Deadline visibility. The number one thing that costs churners money is a missed deadline. Your system needs to make upcoming deadlines impossible to ignore - whether that's a countdown column in a spreadsheet, a calendar view in Notion, or status-based alerts in a dedicated tool.

Requirement tracking. Most bonuses have multiple requirements - direct deposit, debit transactions, minimum balance. You need a way to check these off as you complete them so you know at a glance what's still pending.

Status awareness. A bonus goes through stages: meeting requirements, waiting for payout, received, ready to close. Whatever you use should make it easy to see which stage each bonus is in.

Low friction to update. If it takes more than 30 seconds to log a new bonus or update a status, you'll stop doing it. The best system is the one you'll actually use consistently.

Some kind of reminder. Whether it's a calendar event, an email, or a built-in notification - you need something that reaches out to you when a deadline is approaching. Passive systems that rely on you remembering to check them will eventually let something slip.

My Recommendation

If you're just starting out with 1-2 bonuses, a simple Google Sheet is fine. Don't overthink it.

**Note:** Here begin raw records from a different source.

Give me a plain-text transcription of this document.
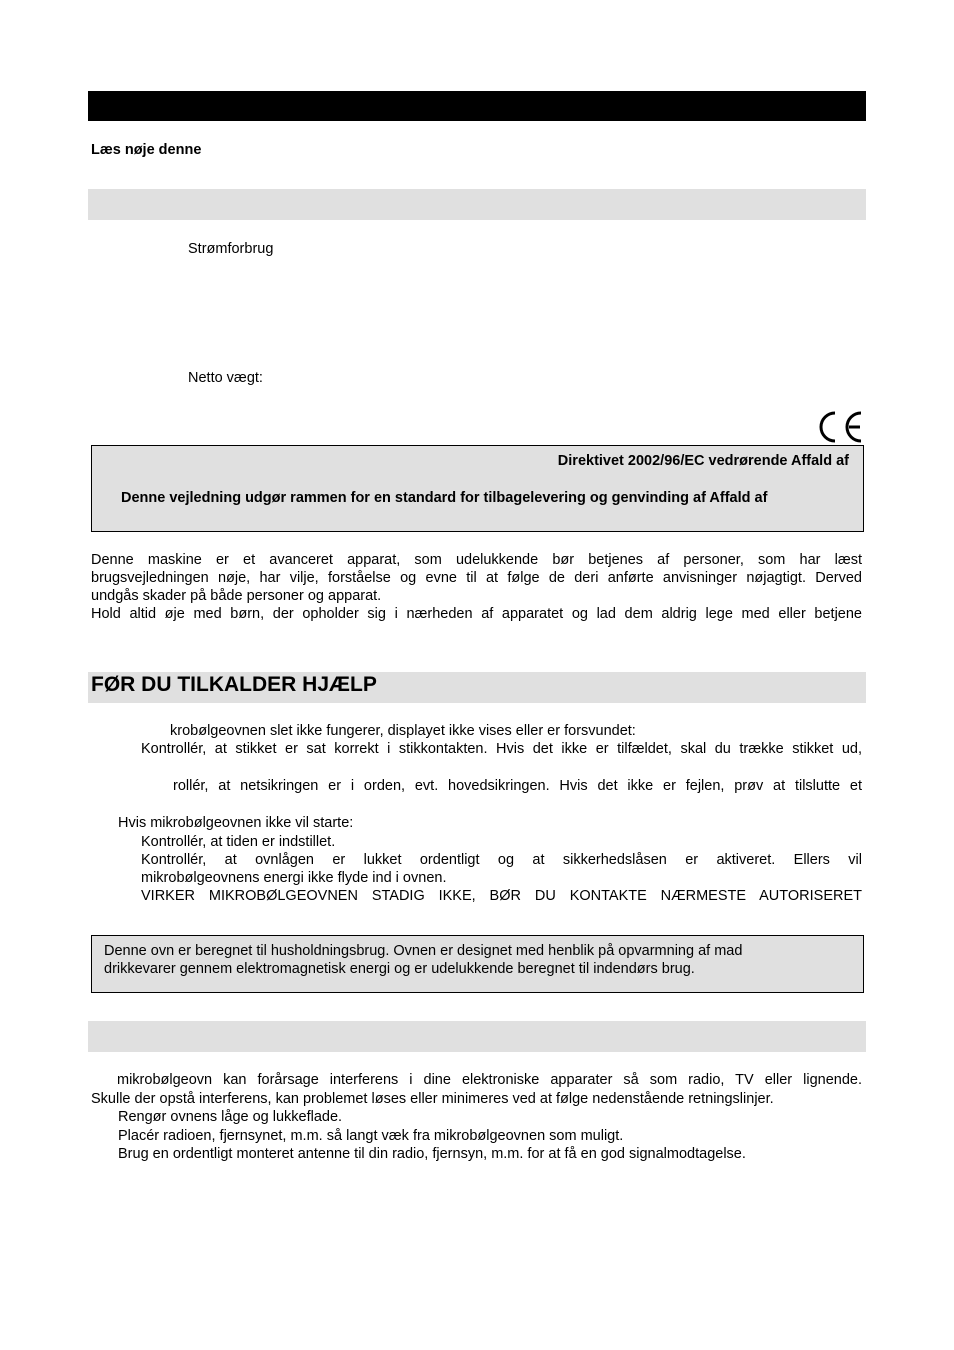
Læs nøje denne
Strømforbrug
Netto vægt:
Direktivet 2002/96/EC vedrørende Affald af
Denne vejledning udgør rammen for en standard for tilbagelevering og genvinding af Affald af
Denne maskine er et avanceret apparat, som udelukkende bør betjenes af personer, som har læst
brugsvejledningen nøje, har vilje, forståelse og evne til at følge de deri anførte anvisninger nøjagtigt. Derved
undgås skader på både personer og apparat.
Hold altid øje med børn, der opholder sig i nærheden af apparatet og lad dem aldrig lege med eller betjene
FØR DU TILKALDER HJÆLP
krobølgeovnen slet ikke fungerer, displayet ikke vises eller er forsvundet:
Kontrollér, at stikket er sat korrekt i stikkontakten. Hvis det ikke er tilfældet, skal du trække stikket ud,
rollér, at netsikringen er i orden, evt. hovedsikringen. Hvis det ikke er fejlen, prøv at tilslutte et
Hvis mikrobølgeovnen ikke vil starte:
Kontrollér, at tiden er indstillet.
Kontrollér, at ovnlågen er lukket ordentligt og at sikkerhedslåsen er aktiveret. Ellers vil
mikrobølgeovnens energi ikke flyde ind i ovnen.
VIRKER MIKROBØLGEOVNEN STADIG IKKE, BØR DU KONTAKTE NÆRMESTE AUTORISERET
Denne ovn er beregnet til husholdningsbrug. Ovnen er designet med henblik på opvarmning af mad
drikkevarer gennem elektromagnetisk energi og er udelukkende beregnet til indendørs brug.
mikrobølgeovn kan forårsage interferens i dine elektroniske apparater så som radio, TV eller lignende.
Skulle der opstå interferens, kan problemet løses eller minimeres ved at følge nedenstående retningslinjer.
Rengør ovnens låge og lukkeflade.
Placér radioen, fjernsynet, m.m. så langt væk fra mikrobølgeovnen som muligt.
Brug en ordentligt monteret antenne til din radio, fjernsyn, m.m. for at få en god signalmodtagelse.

If you're scaling up and want something that does the thinking for you - surfacing deadlines, grouping by status, sending you weekly reminders - try BonusWave. I built it because I needed it, and it's free.

If you want to discover new bonuses, Doctor of Credit (doctorofcredit.com) is the gold standard - I've found every bonus I've ever done through their site. The Bonus Stack and BankRewards.io are also good for browsing deals. You might end up using one of those for finding bonuses and something else for tracking them - there's no rule that says you have to use one tool for everything.

The most important thing isn't which tool you pick. It's that you have a system and you use it consistently. A missed $400 bonus because you forgot a deadline is an expensive lesson - and one that's completely avoidable.